The exit of the tumor beyond the visceral fascia of the rectum is an indication for preoperative radiotherapy. When regional lymph nodes are damaged, preoperative radiotherapy should be supplemented with postoperative chemo- or radiotherapy.
At present, scientists are searching for methods that allow increasing the radiation dose delivered to the tumor and the areas of its regional metastasis while protecting healthy tissues. This method is hypoxirradiation. It was found that in conditions of hypoxia the body becomes more resistant to radiation aggression. Therefore, as a radioprotector, a hypoxic gas mixture containing 91% nitrogen and 9% oxygen (GGS-9) began to be used.
In general, preoperative intensive radiotherapy with the use of a hypoxic gas mixture (GGS-9) allows to increase by 25% the total focal dose delivered to the tumor and areas of possible regional metastasis without increasing the number and severity of general radiation reactions.
The increase in radiation doses up to the 25 Gy DOS improves the parameters of five-year survival of patients in comparison with radical surgical treatment by 16.4% (RNTS named after NN Blokhin).
Irradiation is used to influence the tumor and its direct distribution pathway, i. E. Zones of regional lymphogenous metastasis, and chemotherapy contributes to the destruction of subclinical metastases.

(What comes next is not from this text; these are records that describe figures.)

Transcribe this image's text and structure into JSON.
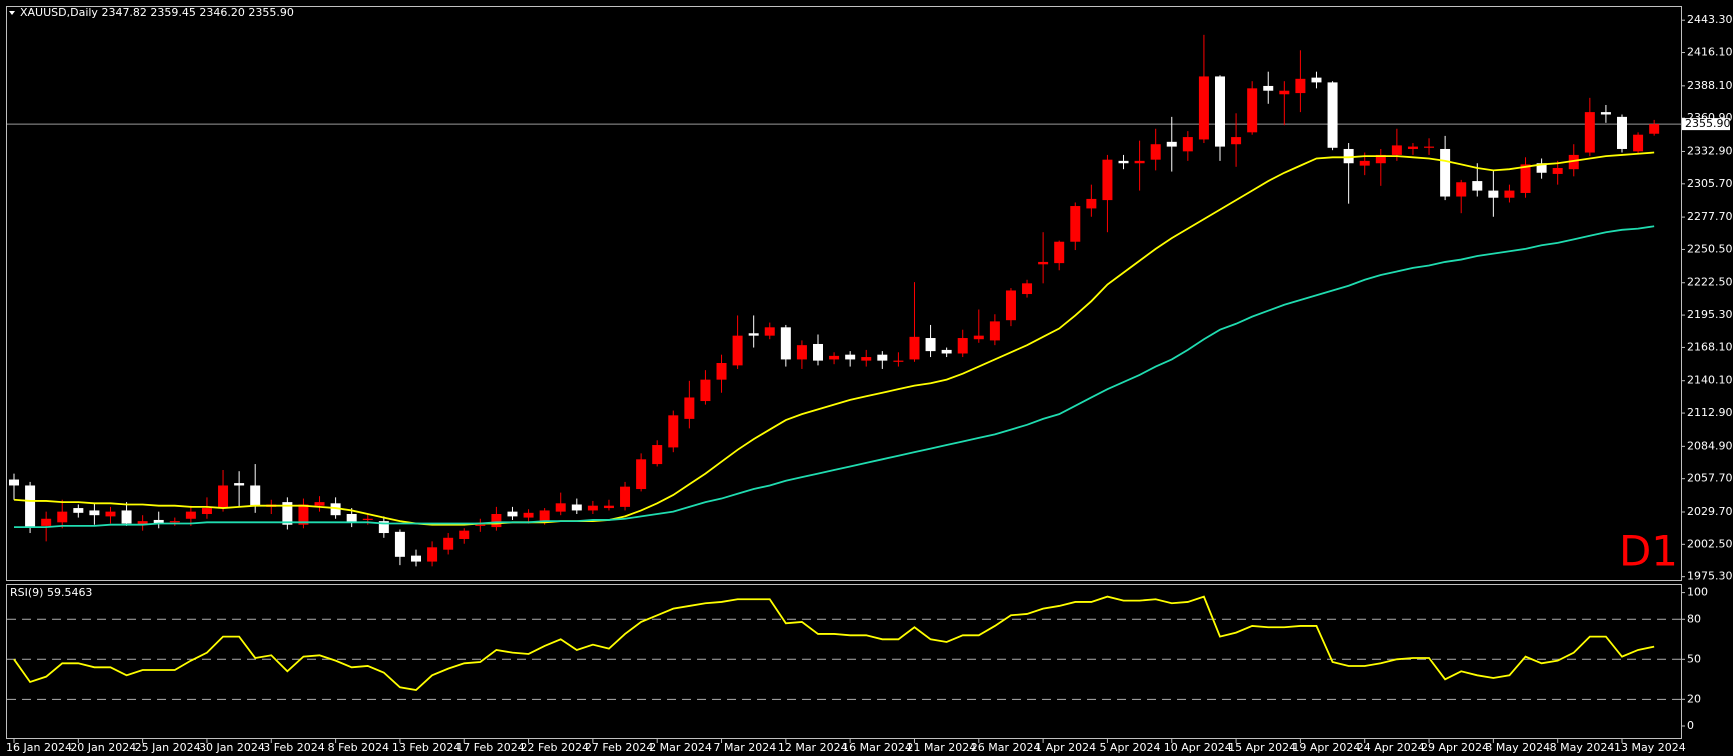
{
  "chart_data": [
    {
      "type": "candlestick",
      "title": "XAUUSD,Daily  2347.82 2359.45 2346.20 2355.90",
      "timeframe": "D1",
      "categories": [
        "16 Jan 2024",
        null,
        null,
        null,
        "20 Jan 2024",
        null,
        null,
        null,
        "25 Jan 2024",
        null,
        null,
        null,
        "30 Jan 2024",
        null,
        null,
        null,
        "3 Feb 2024",
        null,
        null,
        null,
        "8 Feb 2024",
        null,
        null,
        null,
        "13 Feb 2024",
        null,
        null,
        null,
        "17 Feb 2024",
        null,
        null,
        null,
        "22 Feb 2024",
        null,
        null,
        null,
        "27 Feb 2024",
        null,
        null,
        null,
        "2 Mar 2024",
        null,
        null,
        null,
        "7 Mar 2024",
        null,
        null,
        null,
        "12 Mar 2024",
        null,
        null,
        null,
        "16 Mar 2024",
        null,
        null,
        null,
        "21 Mar 2024",
        null,
        null,
        null,
        "26 Mar 2024",
        null,
        null,
        null,
        "1 Apr 2024",
        null,
        null,
        null,
        "5 Apr 2024",
        null,
        null,
        null,
        "10 Apr 2024",
        null,
        null,
        null,
        "15 Apr 2024",
        null,
        null,
        null,
        "19 Apr 2024",
        null,
        null,
        null,
        "24 Apr 2024",
        null,
        null,
        null,
        "29 Apr 2024",
        null,
        null,
        null,
        "3 May 2024",
        null,
        null,
        null,
        "8 May 2024",
        null,
        null,
        null,
        "13 May 2024",
        null,
        null
      ],
      "open": [
        2057,
        2052,
        2018,
        2021,
        2033,
        2031,
        2026,
        2031,
        2019,
        2023,
        2021,
        2024,
        2028,
        2033,
        2054,
        2052,
        2034,
        2038,
        2019,
        2035,
        2037,
        2028,
        2023,
        2022,
        2013,
        1993,
        1988,
        1998,
        2007,
        2018,
        2017,
        2030,
        2025,
        2022,
        2030,
        2036,
        2031,
        2033,
        2034,
        2049,
        2070,
        2084,
        2108,
        2123,
        2141,
        2153,
        2180,
        2178,
        2185,
        2158,
        2171,
        2158,
        2162,
        2157,
        2162,
        2156,
        2158,
        2176,
        2166,
        2163,
        2175,
        2174,
        2191,
        2213,
        2238,
        2239,
        2257,
        2285,
        2292,
        2325,
        2323,
        2326,
        2341,
        2333,
        2343,
        2396,
        2339,
        2349,
        2388,
        2381,
        2382,
        2395,
        2391,
        2335,
        2321,
        2323,
        2330,
        2335,
        2336,
        2335,
        2295,
        2308,
        2300,
        2294,
        2298,
        2323,
        2314,
        2318,
        2332,
        2366,
        2362,
        2333,
        2347.82
      ],
      "high": [
        2062,
        2055,
        2030,
        2040,
        2036,
        2037,
        2034,
        2038,
        2027,
        2030,
        2025,
        2035,
        2042,
        2065,
        2064,
        2070,
        2040,
        2042,
        2041,
        2043,
        2042,
        2033,
        2028,
        2026,
        2015,
        1998,
        2005,
        2012,
        2016,
        2024,
        2034,
        2034,
        2032,
        2033,
        2046,
        2041,
        2039,
        2040,
        2055,
        2079,
        2090,
        2115,
        2140,
        2149,
        2162,
        2195,
        2195,
        2189,
        2187,
        2174,
        2179,
        2164,
        2165,
        2166,
        2165,
        2164,
        2223,
        2187,
        2168,
        2183,
        2200,
        2196,
        2218,
        2225,
        2265,
        2258,
        2290,
        2305,
        2330,
        2330,
        2342,
        2352,
        2362,
        2350,
        2431,
        2397,
        2365,
        2392,
        2400,
        2392,
        2418,
        2400,
        2392,
        2340,
        2332,
        2335,
        2352,
        2340,
        2344,
        2346,
        2309,
        2323,
        2317,
        2305,
        2328,
        2327,
        2325,
        2339,
        2378,
        2372,
        2364,
        2349,
        2359.45
      ],
      "low": [
        2040,
        2012,
        2005,
        2016,
        2025,
        2019,
        2020,
        2018,
        2014,
        2016,
        2018,
        2018,
        2024,
        2030,
        2034,
        2029,
        2028,
        2015,
        2016,
        2030,
        2024,
        2017,
        2019,
        2008,
        1985,
        1984,
        1984,
        1994,
        2003,
        2013,
        2014,
        2023,
        2020,
        2019,
        2027,
        2028,
        2028,
        2031,
        2031,
        2047,
        2068,
        2080,
        2100,
        2120,
        2130,
        2150,
        2168,
        2175,
        2152,
        2150,
        2153,
        2154,
        2152,
        2152,
        2150,
        2152,
        2156,
        2160,
        2160,
        2160,
        2172,
        2170,
        2186,
        2210,
        2222,
        2233,
        2250,
        2278,
        2265,
        2318,
        2300,
        2317,
        2316,
        2325,
        2340,
        2325,
        2320,
        2347,
        2373,
        2355,
        2366,
        2386,
        2334,
        2289,
        2313,
        2304,
        2325,
        2330,
        2330,
        2292,
        2281,
        2295,
        2278,
        2290,
        2294,
        2310,
        2305,
        2312,
        2329,
        2357,
        2332,
        2331,
        2346.2
      ],
      "close": [
        2052,
        2017,
        2024,
        2030,
        2029,
        2027,
        2030,
        2020,
        2022,
        2020,
        2022,
        2030,
        2033,
        2052,
        2052,
        2035,
        2036,
        2019,
        2036,
        2038,
        2027,
        2021,
        2024,
        2012,
        1992,
        1988,
        2000,
        2008,
        2014,
        2019,
        2028,
        2026,
        2029,
        2031,
        2037,
        2031,
        2035,
        2035,
        2051,
        2074,
        2086,
        2111,
        2126,
        2141,
        2155,
        2178,
        2178,
        2185,
        2158,
        2170,
        2157,
        2161,
        2158,
        2160,
        2157,
        2157,
        2177,
        2165,
        2163,
        2176,
        2178,
        2190,
        2216,
        2222,
        2240,
        2257,
        2287,
        2293,
        2326,
        2323,
        2325,
        2339,
        2337,
        2345,
        2396,
        2337,
        2345,
        2386,
        2384,
        2384,
        2394,
        2391,
        2336,
        2323,
        2325,
        2330,
        2338,
        2337,
        2337,
        2295,
        2307,
        2300,
        2294,
        2300,
        2322,
        2315,
        2319,
        2330,
        2366,
        2364,
        2335,
        2347,
        2355.9
      ],
      "up_color": "#ff0000",
      "down_color": "#ffffff",
      "series": [
        {
          "color": "#ffff00",
          "values": [
            2040,
            2039,
            2039,
            2038,
            2038,
            2037,
            2037,
            2036,
            2036,
            2035,
            2035,
            2034,
            2034,
            2033,
            2034,
            2035,
            2035,
            2035,
            2035,
            2034,
            2033,
            2031,
            2028,
            2025,
            2022,
            2020,
            2019,
            2019,
            2019,
            2020,
            2020,
            2021,
            2021,
            2021,
            2022,
            2022,
            2022,
            2023,
            2026,
            2031,
            2037,
            2044,
            2053,
            2062,
            2072,
            2082,
            2091,
            2099,
            2107,
            2112,
            2116,
            2120,
            2124,
            2127,
            2130,
            2133,
            2136,
            2138,
            2141,
            2146,
            2152,
            2158,
            2164,
            2170,
            2177,
            2184,
            2195,
            2207,
            2221,
            2231,
            2241,
            2251,
            2260,
            2268,
            2276,
            2284,
            2292,
            2300,
            2308,
            2315,
            2321,
            2327,
            2328,
            2328,
            2329,
            2329,
            2329,
            2328,
            2327,
            2325,
            2322,
            2319,
            2317,
            2318,
            2320,
            2322,
            2323,
            2325,
            2327,
            2329,
            2330,
            2331,
            2332
          ]
        },
        {
          "color": "#20dcb0",
          "values": [
            2017,
            2017,
            2017,
            2018,
            2018,
            2018,
            2019,
            2019,
            2019,
            2020,
            2020,
            2020,
            2021,
            2021,
            2021,
            2021,
            2021,
            2021,
            2021,
            2021,
            2021,
            2021,
            2021,
            2020,
            2020,
            2020,
            2020,
            2020,
            2020,
            2020,
            2021,
            2021,
            2021,
            2022,
            2022,
            2022,
            2023,
            2023,
            2024,
            2026,
            2028,
            2030,
            2034,
            2038,
            2041,
            2045,
            2049,
            2052,
            2056,
            2059,
            2062,
            2065,
            2068,
            2071,
            2074,
            2077,
            2080,
            2083,
            2086,
            2089,
            2092,
            2095,
            2099,
            2103,
            2108,
            2112,
            2119,
            2126,
            2133,
            2139,
            2145,
            2152,
            2158,
            2166,
            2175,
            2183,
            2188,
            2194,
            2199,
            2204,
            2208,
            2212,
            2216,
            2220,
            2225,
            2229,
            2232,
            2235,
            2237,
            2240,
            2242,
            2245,
            2247,
            2249,
            2251,
            2254,
            2256,
            2259,
            2262,
            2265,
            2267,
            2268,
            2270
          ]
        }
      ],
      "ylim": [
        1972.5,
        2454.4
      ],
      "yticks": [
        {
          "value": 2443.3,
          "label": "2443.30"
        },
        {
          "value": 2416.1,
          "label": "2416.10"
        },
        {
          "value": 2388.1,
          "label": "2388.10"
        },
        {
          "value": 2360.9,
          "label": "2360.90"
        },
        {
          "value": 2332.9,
          "label": "2332.90"
        },
        {
          "value": 2305.7,
          "label": "2305.70"
        },
        {
          "value": 2277.7,
          "label": "2277.70"
        },
        {
          "value": 2250.5,
          "label": "2250.50"
        },
        {
          "value": 2222.5,
          "label": "2222.50"
        },
        {
          "value": 2195.3,
          "label": "2195.30"
        },
        {
          "value": 2168.1,
          "label": "2168.10"
        },
        {
          "value": 2140.1,
          "label": "2140.10"
        },
        {
          "value": 2112.9,
          "label": "2112.90"
        },
        {
          "value": 2084.9,
          "label": "2084.90"
        },
        {
          "value": 2057.7,
          "label": "2057.70"
        },
        {
          "value": 2029.7,
          "label": "2029.70"
        },
        {
          "value": 2002.5,
          "label": "2002.50"
        },
        {
          "value": 1975.3,
          "label": "1975.30"
        }
      ],
      "price_line": {
        "value": 2355.9,
        "label": "2355.90"
      }
    },
    {
      "type": "line",
      "title": "RSI(9) 59.5463",
      "series": [
        {
          "color": "#ffff00",
          "values": [
            50,
            33,
            37,
            47,
            47,
            44,
            44,
            38,
            42,
            42,
            42,
            49,
            55,
            67,
            67,
            51,
            53,
            41,
            52,
            53,
            49,
            44,
            45,
            40,
            29,
            27,
            38,
            43,
            47,
            48,
            57,
            55,
            54,
            60,
            65,
            57,
            61,
            58,
            69,
            78,
            83,
            88,
            90,
            92,
            93,
            95,
            95,
            95,
            77,
            78,
            69,
            69,
            68,
            68,
            65,
            65,
            74,
            65,
            63,
            68,
            68,
            75,
            83,
            84,
            88,
            90,
            93,
            93,
            97,
            94,
            94,
            95,
            92,
            93,
            97,
            67,
            70,
            75,
            74,
            74,
            75,
            75,
            48,
            45,
            45,
            47,
            50,
            51,
            51,
            35,
            41,
            38,
            36,
            38,
            52,
            47,
            49,
            55,
            67,
            67,
            52,
            57,
            59.5
          ]
        }
      ],
      "ylim": [
        -9,
        105.7
      ],
      "yticks": [
        0,
        20,
        50,
        80,
        100
      ],
      "levels": [
        20,
        50,
        80
      ]
    }
  ]
}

For the chemotherapy of colorectal cancer, the "Mayo Clinic Scheme": a combination of 5-fluorouracil and leucovarine is widely used throughout the world. This combination significantly increases the survival of patients and is most often used as a standard of care.
The emergence of new cytostatics (taxanes, gemcitabine, topoisomer I inhibitors, tirapazamine, SFT, etc.) opens the prospect for research into optimizing chemoradiotherapy.
More information of the treatment
Forecast
Five-year survival depends, first of all, on the stage of the disease, the histological structure and the form of tumor growth. The prognosis is more favorable if the operation is performed in the I-II stages of the disease, with an exophytic tumor, especially if it has a high degree of differentiation. The prognosis is less favorable in young patients, especially in anal cancer.
Five-year survival of patients with rectal cancer with regional metastases is 42.7%, while in the absence of metastases - 70.8%.